In situations like addiction, it is taken for granted that the earlier “pre-craving” self knows what is best for the later “tempted” self and so is in a position to constrain the latter through precommitment devices. But one can also conceive of cases where the later self is in danger from the irrational choices of the earlier selves. Indeed, even with addiction, we can take a broader view in which the earlier rational self binds the later irrational self in the interest of some still-later self.

I must admit my own reservations here about the “multiple selves” view of agency. It seems to me that it is difficult to make sense of these various selves wishing to manipulate each other unless we preserve some notion of unified agency, where these various intertemporal selves somehow retain identification with each other. Why would I now wish to go to such great lengths to “legislate” for my later selves, unless I identify them as me? After all, by the time the occasion comes for a later self to act, the earlier self will no longer exist.
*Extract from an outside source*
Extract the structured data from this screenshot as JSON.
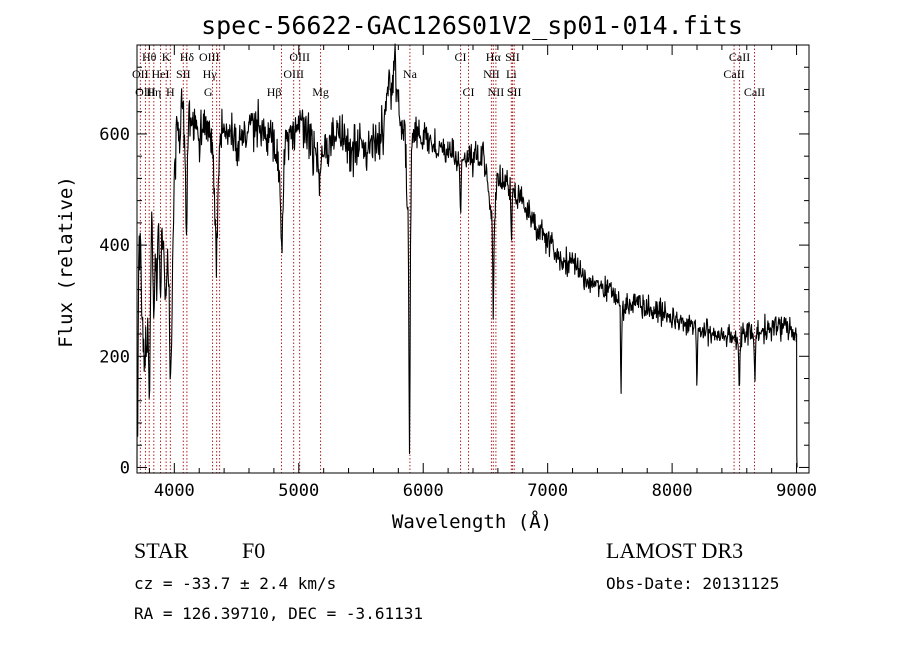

There seems to be an incoherence lurking here. Still, the “multiple selves” notion is provocative, with far-reaching implications.

Some of these implications are ethical, rather than merely metaphysical: if I am not me, but am rather a series of intertemporal selves, then it would seem that the relation between successive selves is no different than the relation between simultaneous agents, i.e. between different agents at a given time. If that is the case, what right does my earlier self have to limit the choices of my later selves? It is no different than my claiming the right to limit your choices? This is paternalism at best, tyranny at worst.

(On the other hand, we might view a person in the throes of addiction as exercising precisely such a self-tyranny: sacrificing the interests of later selves to the arbitrary desires of the present self. An analogous kind of tyranny occurs at the aggregate level, when a society sacrifices the interests of future generations through deep or prolonged deficit financing for current consumption.)

I could go on exploring the ethical and metaphysical difficulties of the “multiple selves” approach, but I’ll save it for the post immediately following the next one.